The agency contacts the company that has the PUBLISHING rights to the song. They inform the publishing company what product you’re selling, duration of the campaign, territories the campaign will run in and mediums you intend to use (TV, radio, cinema etc). They also contact the company that owns the MASTER recording rights to the track.
Here things can sometimes become tricky. The Beatles for instance will sell you the publishing rights to their music but not the master rights. So you can buy a song and get someone else to perform it, but they are not allowed to sound like the Beatles (this is known in the industry as “passing off” and is legally prohibited).

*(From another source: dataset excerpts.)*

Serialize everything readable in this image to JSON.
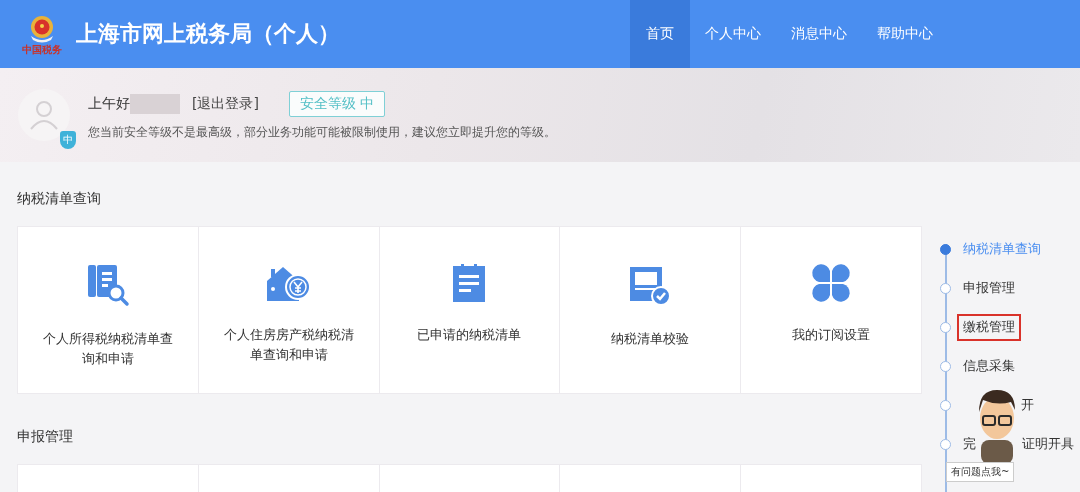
{
  "header": {
    "logo_caption": "中国税务",
    "title": "上海市网上税务局（个人）",
    "tabs": [
      {
        "label": "首页",
        "selected": true
      },
      {
        "label": "个人中心",
        "selected": false
      },
      {
        "label": "消息中心",
        "selected": false
      },
      {
        "label": "帮助中心",
        "selected": false
      }
    ]
  },
  "user": {
    "greeting": "上午好",
    "logout": "[退出登录]",
    "security_badge": "安全等级 中",
    "shield_text": "中",
    "notice": "您当前安全等级不是最高级，部分业务功能可能被限制使用，建议您立即提升您的等级。"
  },
  "sections": [
    {
      "title": "纳税清单查询",
      "cards": [
        {
          "kind": "search-doc",
          "label": "个人所得税纳税清单查询和申请"
        },
        {
          "kind": "house",
          "label": "个人住房房产税纳税清单查询和申请"
        },
        {
          "kind": "notepad",
          "label": "已申请的纳税清单"
        },
        {
          "kind": "verify",
          "label": "纳税清单校验"
        },
        {
          "kind": "clover",
          "label": "我的订阅设置"
        }
      ]
    },
    {
      "title": "申报管理",
      "cards": [
        {
          "kind": "blank"
        },
        {
          "kind": "blank"
        },
        {
          "kind": "blank"
        },
        {
          "kind": "blank"
        },
        {
          "kind": "blank"
        }
      ]
    }
  ],
  "side_nav": [
    {
      "parts": [
        "纳税清单查询"
      ],
      "kind": "plain",
      "selected": true,
      "highlighted": false
    },
    {
      "parts": [
        "申报管理"
      ],
      "kind": "plain",
      "selected": false,
      "highlighted": false
    },
    {
      "parts": [
        "缴税管理"
      ],
      "kind": "plain",
      "selected": false,
      "highlighted": true
    },
    {
      "parts": [
        "信息采集"
      ],
      "kind": "plain",
      "selected": false,
      "highlighted": false
    },
    {
      "parts": [
        "开"
      ],
      "kind": "covered",
      "selected": false,
      "highlighted": false
    },
    {
      "parts": [
        "完",
        "证明开具"
      ],
      "kind": "plain",
      "selected": false,
      "highlighted": false
    }
  ],
  "assistant": {
    "tooltip": "有问题点我~"
  }
}
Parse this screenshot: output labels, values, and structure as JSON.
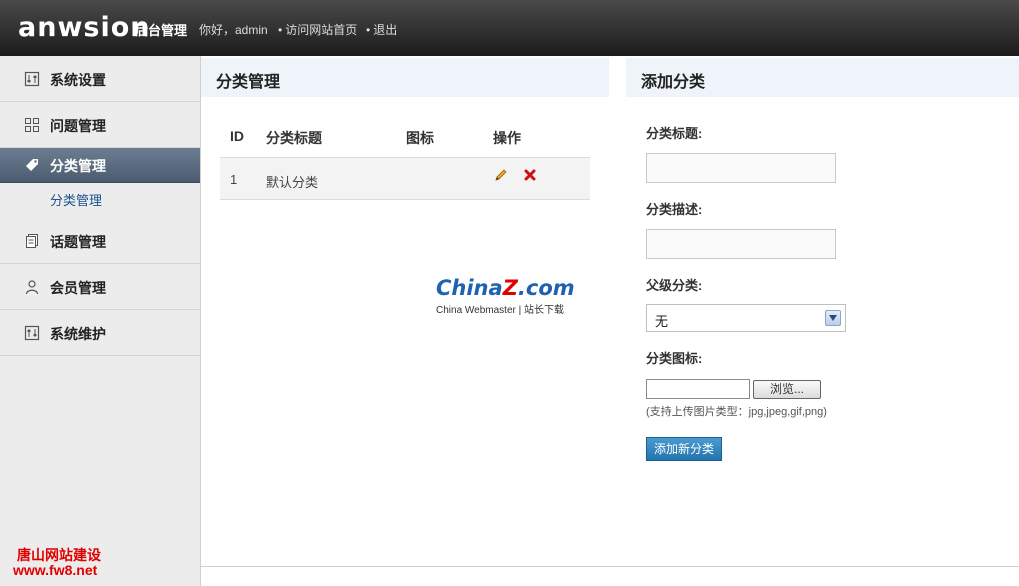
{
  "header": {
    "logo": "anwsion",
    "admin_title": "后台管理",
    "greeting": "你好，admin",
    "links": [
      "访问网站首页",
      "退出"
    ]
  },
  "sidebar": {
    "items": [
      {
        "label": "系统设置",
        "icon": "settings-icon"
      },
      {
        "label": "问题管理",
        "icon": "grid-icon"
      },
      {
        "label": "分类管理",
        "icon": "tag-icon",
        "active": true
      },
      {
        "label": "话题管理",
        "icon": "documents-icon"
      },
      {
        "label": "会员管理",
        "icon": "user-icon"
      },
      {
        "label": "系统维护",
        "icon": "maintenance-icon"
      }
    ],
    "sub_item": "分类管理",
    "watermark": [
      "唐山网站建设",
      "www.fw8.net"
    ]
  },
  "list_panel": {
    "title": "分类管理",
    "columns": [
      "ID",
      "分类标题",
      "图标",
      "操作"
    ],
    "rows": [
      {
        "id": "1",
        "title": "默认分类",
        "icon": ""
      }
    ]
  },
  "brand_watermark": {
    "main": "China",
    "z": "Z",
    "domain": ".com",
    "sub": "China Webmaster | 站长下载"
  },
  "form_panel": {
    "title": "添加分类",
    "title_label": "分类标题:",
    "title_value": "",
    "desc_label": "分类描述:",
    "desc_value": "",
    "parent_label": "父级分类:",
    "parent_selected": "无",
    "icon_label": "分类图标:",
    "browse_label": "浏览...",
    "hint": "(支持上传图片类型：jpg,jpeg,gif,png)",
    "submit_label": "添加新分类"
  },
  "colors": {
    "active_nav": "#5b6b80",
    "submit": "#2a80bd",
    "link": "#1d4f91"
  }
}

Or let’s say you have chosen a track that has both the Publishing & Master rights up for sale and you negotiate one fee with the publishing company and another fee with the holders of the master rights and at the end of both written quotes are the words “Most favored nation rights apply” which means if one fee is higher than the other then you have to pay the higher fee to the holder of the other rights even though they quoted you a lower price.
Also when you purchase the rights to a piece of music it is usually non-exclusive beyond your product category. So you may find that your car commercial is sharing the same song as a shampoo commercial (although this is not a common occurrence and is directly related to how much you spent on the rights in the first place).
Ultimately, music negotiations can take some time so if you want your agency to get the best possible deal make sure they have reasonable lead time. Let the publisher know that their particular composition is one of a few you are considering (competition real or imagined always leads to keener pricing).
Music can quite often drive a TVC and become synonomous with a product or company, so it is important to get it right. Don’t let your own emotions drive your choice or expenditure without finding out exactly what your target demographic thinks about the proposed piece. Then you need to consider what the options are, and what is the most cost effective.